Abstract

On December 8, 2003, the International Court of Justice was requested by the United Nations General Assembly to give an advisory opinion on the “legal consequences” of the security fence under construction by Israel in the West Bank, also variously called “security barrier” and “wall.” The General Assembly sought referral to the Court by a vote of 90 states—but another 74 states abstained, and 8 states voted in opposition. Careful consideration of the case was rendered especially difficult by the decision of the Court to set a truncated briefing schedule, permitting only six weeks for written submissions on jurisdiction and the merits. An even greater concern was the danger, perhaps realized, that the Court’s opinion might be read as prejudging issues central to negotiations in the “Roadmap” political process seeking peace in the Middle East.

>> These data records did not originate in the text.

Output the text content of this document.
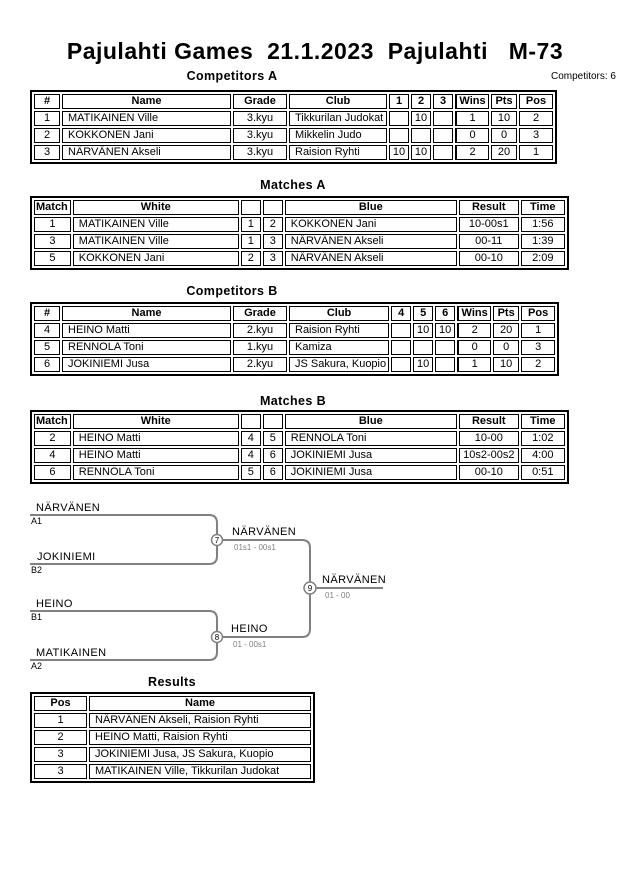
Pajulahti Games  21.1.2023  Pajulahti   M-73
Competitors A	Competitors: 6
#	Name	Grade	Club	1	2	3	Wins	Pts	Pos
1	MATIKAINEN Ville	3.kyu	Tikkurilan Judokat		10		1	10	2
2	KOKKONEN Jani	3.kyu	Mikkelin Judo				0	0	3
3	NÄRVÄNEN Akseli	3.kyu	Raision Ryhti	10	10		2	20	1
Matches A
Match	White			Blue	Result	Time
1	MATIKAINEN Ville	1	2	KOKKONEN Jani	10-00s1	1:56
3	MATIKAINEN Ville	1	3	NÄRVÄNEN Akseli	00-11	1:39
5	KOKKONEN Jani	2	3	NÄRVÄNEN Akseli	00-10	2:09
Competitors B
#	Name	Grade	Club	4	5	6	Wins	Pts	Pos
4	HEINO Matti	2.kyu	Raision Ryhti		10	10	2	20	1
5	RENNOLA Toni	1.kyu	Kamiza				0	0	3
6	JOKINIEMI Jusa	2.kyu	JS Sakura, Kuopio		10		1	10	2
Matches B
Match	White			Blue	Result	Time
2	HEINO Matti	4	5	RENNOLA Toni	10-00	1:02
4	HEINO Matti	4	6	JOKINIEMI Jusa	10s2-00s2	4:00
6	RENNOLA Toni	5	6	JOKINIEMI Jusa	00-10	0:51
7
9
8
NÄRVÄNEN
A1
JOKINIEMI
B2
NÄRVÄNEN
01s1 - 00s1
NÄRVÄNEN
01 - 00
HEINO
B1
MATIKAINEN
A2
HEINO
01 - 00s1
Results
Pos	Name
1	NÄRVÄNEN Akseli, Raision Ryhti
2	HEINO Matti, Raision Ryhti
3	JOKINIEMI Jusa, JS Sakura, Kuopio
3	MATIKAINEN Ville, Tikkurilan Judokat
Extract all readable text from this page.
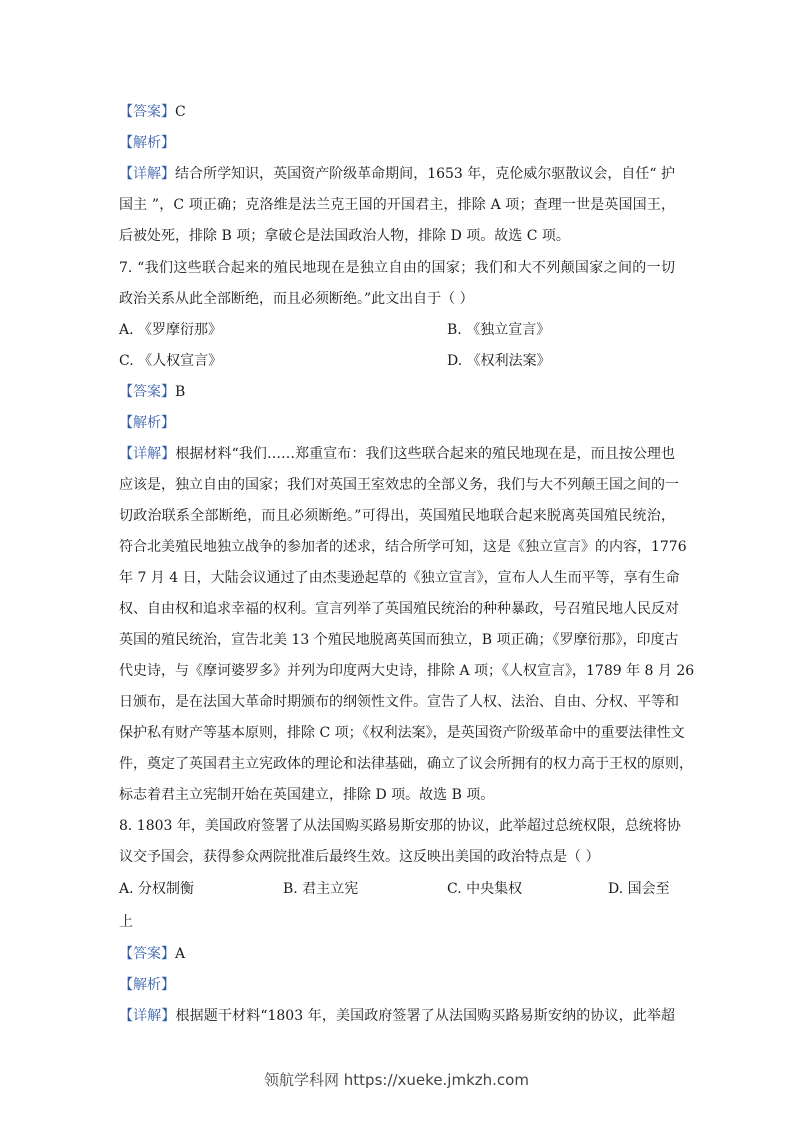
【答案】C
【解析】
【详解】结合所学知识，英国资产阶级革命期间，1653 年，克伦威尔驱散议会，自任“ 护
国主 ”，C 项正确；克洛维是法兰克王国的开国君主，排除 A 项；查理一世是英国国王，
后被处死，排除 B 项；拿破仑是法国政治人物，排除 D 项。故选 C 项。
7. “我们这些联合起来的殖民地现在是独立自由的国家；我们和大不列颠国家之间的一切
政治关系从此全部断绝，而且必须断绝。”此文出自于（ ）
A. 《罗摩衍那》	B. 《独立宣言》
C. 《人权宣言》	D. 《权利法案》
【答案】B
【解析】
【详解】根据材料“我们……郑重宣布：我们这些联合起来的殖民地现在是，而且按公理也
应该是，独立自由的国家；我们对英国王室效忠的全部义务，我们与大不列颠王国之间的一
切政治联系全部断绝，而且必须断绝。”可得出，英国殖民地联合起来脱离英国殖民统治，
符合北美殖民地独立战争的参加者的述求，结合所学可知，这是《独立宣言》的内容，1776
年 7 月 4 日，大陆会议通过了由杰斐逊起草的《独立宣言》，宣布人人生而平等，享有生命
权、自由权和追求幸福的权利。宣言列举了英国殖民统治的种种暴政，号召殖民地人民反对
英国的殖民统治，宣告北美 13 个殖民地脱离英国而独立，B 项正确；《罗摩衍那》，印度古
代史诗，与《摩诃婆罗多》并列为印度两大史诗，排除 A 项；《人权宣言》，1789 年 8 月 26
日颁布，是在法国大革命时期颁布的纲领性文件。宣告了人权、法治、自由、分权、平等和
保护私有财产等基本原则，排除 C 项；《权利法案》，是英国资产阶级革命中的重要法律性文
件，奠定了英国君主立宪政体的理论和法律基础，确立了议会所拥有的权力高于王权的原则，
标志着君主立宪制开始在英国建立，排除 D 项。故选 B 项。
8. 1803 年，美国政府签署了从法国购买路易斯安那的协议，此举超过总统权限，总统将协
议交予国会，获得参众两院批准后最终生效。这反映出美国的政治特点是（ ）
A. 分权制衡	B. 君主立宪	C. 中央集权	D. 国会至
上
【答案】A
【解析】
【详解】根据题干材料“1803 年，美国政府签署了从法国购买路易斯安纳的协议，此举超
领航学科网 https://xueke.jmkzh.com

The hope for some coherence in the approach of the international community to the resolution of a difficult and violent conflict is not otiose, especially where a stable settlement will require ongoing diplomatic, economic, and security support. For that very reason, two of the road map’s sponsors—the United States and the Russian Federation—urged the Court to take account of the impact that any decision might have on the negotiating process. The European Union, as a third member of the “Quartet” sponsoring the road map, together with the ten acceding states to the European Union and fifteen other states, urged the Court to decline to render any advisor)’ opinion at all because of the “compelling” circumstances of the peacemaking process.